Gold for immediate delivery dropped 6 cents, or less than 0.1 percent, to $1,292.55 an ounce today in London, according to Bloomberg generic pricing. Prices dropped 0.1 percent on May 23 after sales of new homes in the U.S. increased the most since October.
Futures for August delivery rose 0.1 percent to $1,292.70 an ounce on the Comex in New York. Investors cut their net-long positions on gold for a second week to 90,358 contracts in the week ended May 20, U.S. Commodity Futures Trading Commission data show.
Kazakhstan, Turkey and Belarus expanded gold reserves in April as Mexico cut holdings, according to data on the International Monetary Fund website.
Holdings in the SPDR Gold Trust, the largest exchange-traded product backed by bullion, were unchanged on May 23 after falling to 776.89 metric tons on May 21, the lowest since December 2008.

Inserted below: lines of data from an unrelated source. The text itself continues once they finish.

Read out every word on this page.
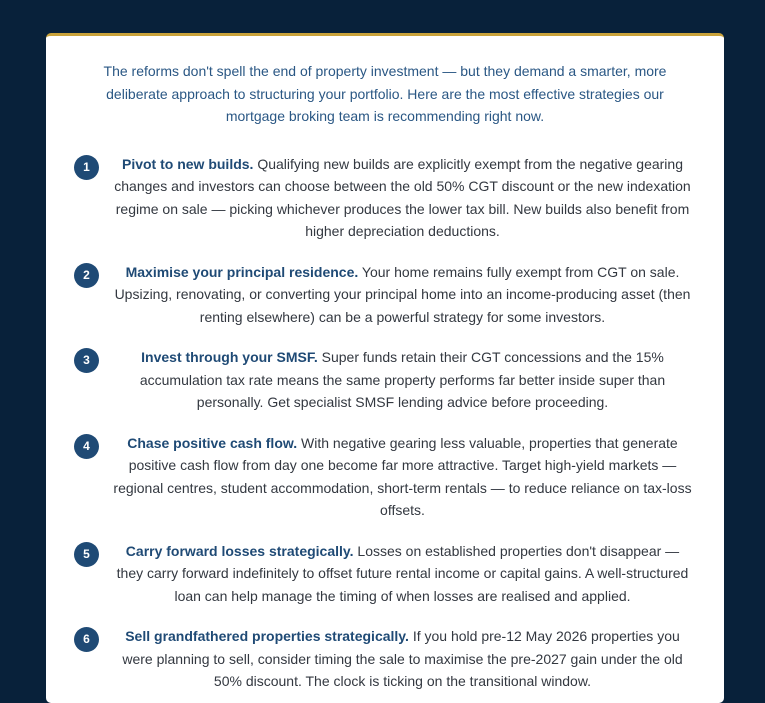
The reforms don't spell the end of property investment — but they demand a smarter, more deliberate approach to structuring your portfolio. Here are the most effective strategies our mortgage broking team is recommending right now.

1	Pivot to new builds. Qualifying new builds are explicitly exempt from the negative gearing changes and investors can choose between the old 50% CGT discount or the new indexation regime on sale — picking whichever produces the lower tax bill. New builds also benefit from higher depreciation deductions.
2	Maximise your principal residence. Your home remains fully exempt from CGT on sale. Upsizing, renovating, or converting your principal home into an income-producing asset (then renting elsewhere) can be a powerful strategy for some investors.
3	Invest through your SMSF. Super funds retain their CGT concessions and the 15% accumulation tax rate means the same property performs far better inside super than personally. Get specialist SMSF lending advice before proceeding.
4	Chase positive cash flow. With negative gearing less valuable, properties that generate positive cash flow from day one become far more attractive. Target high-yield markets — regional centres, student accommodation, short-term rentals — to reduce reliance on tax-loss offsets.
5	Carry forward losses strategically. Losses on established properties don't disappear — they carry forward indefinitely to offset future rental income or capital gains. A well-structured loan can help manage the timing of when losses are realised and applied.
6	Sell grandfathered properties strategically. If you hold pre-12 May 2026 properties you were planning to sell, consider timing the sale to maximise the pre-2027 gain under the old 50% discount. The clock is ticking on the transitional window.
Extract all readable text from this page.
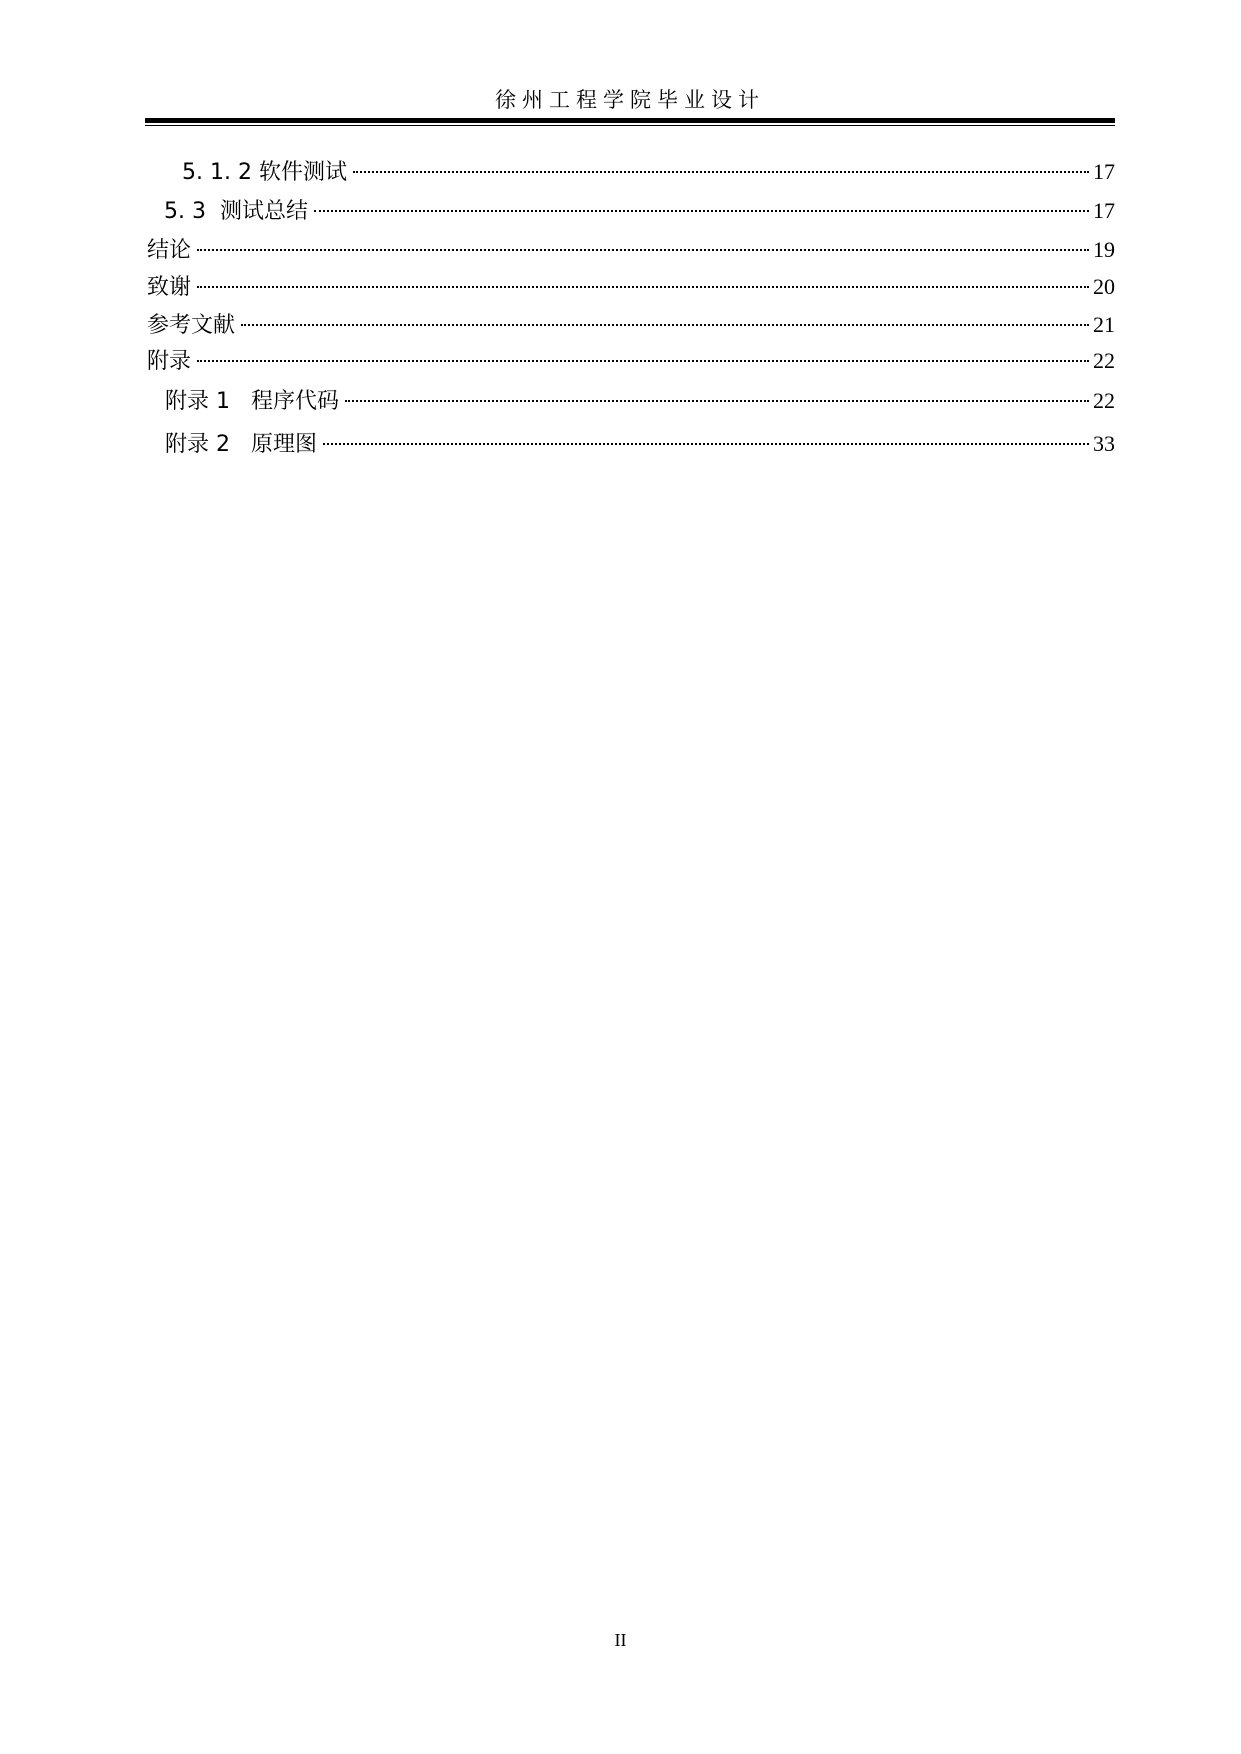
徐州工程学院毕业设计
5. 1. 2 软件测试	17
5. 3  测试总结	17
结论	19
致谢	20
参考文献	21
附录	22
附录 1   程序代码	22
附录 2   原理图	33
II
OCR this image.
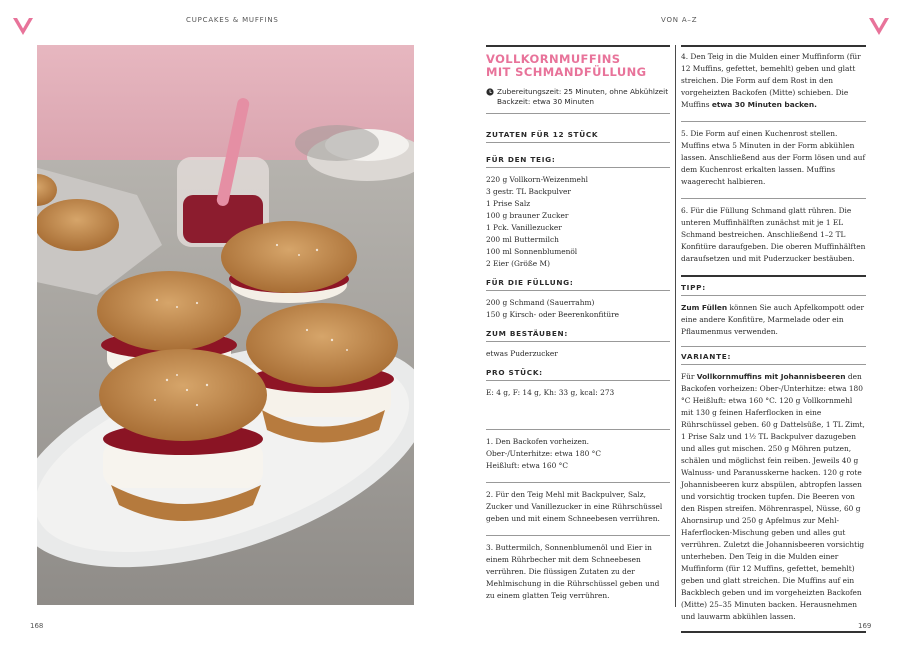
CUPCAKES & MUFFINS	VON A–Z
VOLLKORNMUFFINS
MIT SCHMANDFÜLLUNG
Zubereitungszeit: 25 Minuten, ohne Abkühlzeit
Backzeit: etwa 30 Minuten
ZUTATEN FÜR 12 STÜCK
FÜR DEN TEIG:
220 g Vollkorn-Weizenmehl
3 gestr. TL Backpulver
1 Prise Salz
100 g brauner Zucker
1 Pck. Vanillezucker
200 ml Buttermilch
100 ml Sonnenblumenöl
2 Eier (Größe M)
FÜR DIE FÜLLUNG:
200 g Schmand (Sauerrahm)
150 g Kirsch- oder Beerenkonfitüre
ZUM BESTÄUBEN:

etwas Puderzucker

PRO STÜCK:

E: 4 g, F: 14 g, Kh: 33 g, kcal: 273

1. Den Backofen vorheizen.
Ober-/Unterhitze: etwa 180 °C
Heißluft: etwa 160 °C
2. Für den Teig Mehl mit Backpulver, Salz, Zucker und Vanillezucker in eine Rührschüssel geben und mit einem Schneebesen verrühren.
3. Buttermilch, Sonnenblumenöl und Eier in einem Rührbecher mit dem Schneebesen verrühren. Die flüssigen Zutaten zu der Mehlmischung in die Rührschüssel geben und zu einem glatten Teig verrühren.
4. Den Teig in die Mulden einer Muffinform (für 12 Muffins, gefettet, bemehlt) geben und glatt streichen. Die Form auf dem Rost in den vorgeheizten Backofen (Mitte) schieben. Die Muffins etwa 30 Minuten backen.
5. Die Form auf einen Kuchenrost stellen. Muffins etwa 5 Minuten in der Form abkühlen lassen. Anschließend aus der Form lösen und auf dem Kuchenrost erkalten lassen. Muffins waagerecht halbieren.
6. Für die Füllung Schmand glatt rühren. Die unteren Muffinhälften zunächst mit je 1 EL Schmand bestreichen. Anschließend 1–2 TL Konfitüre daraufgeben. Die oberen Muffinhälften daraufsetzen und mit Puderzucker bestäuben.
TIPP:

Zum Füllen können Sie auch Apfelkompott oder eine andere Konfitüre, Marmelade oder ein Pflaumenmus verwenden.

VARIANTE:

Für Vollkornmuffins mit Johannisbeeren den Backofen vorheizen: Ober-/Unterhitze: etwa 180 °C Heißluft: etwa 160 °C. 120 g Vollkornmehl mit 130 g feinen Haferflocken in eine Rührschüssel geben. 60 g Dattelsüße, 1 TL Zimt, 1 Prise Salz und 1½ TL Backpulver dazugeben und alles gut mischen. 250 g Möhren putzen, schälen und möglichst fein reiben. Jeweils 40 g Walnuss- und Paranusskerne hacken. 120 g rote Johannisbeeren kurz abspülen, abtropfen lassen und vorsichtig trocken tupfen. Die Beeren von den Rispen streifen. Möhrenraspel, Nüsse, 60 g Ahornsirup und 250 g Apfelmus zur Mehl-Haferflocken-Mischung geben und alles gut verrühren. Zuletzt die Johannisbeeren vorsichtig unterheben. Den Teig in die Mulden einer Muffinform (für 12 Muffins, gefettet, bemehlt) geben und glatt streichen. Die Muffins auf ein Backblech geben und im vorgeheizten Backofen (Mitte) 25–35 Minuten backen. Herausnehmen und lauwarm abkühlen lassen.

168	169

Silver futures were little changed at $19.425 an ounce, platinum rose 0.6 percent to $1,481.20 an ounce and palladium climbed 0.3 percent to $834.30 an ounce. On May 23, assets in platinum-backed ETPs expanded to 85.62 tons and those in palladium-backed ETPs increased to 86.93 tons.
Representatives from the three biggest platinum producers and the main union at their South African mines are seeking to end a strike that’s curbed output for 18 weeks. South Africa is the world’s largest platinum producer and second-biggest palladium producer.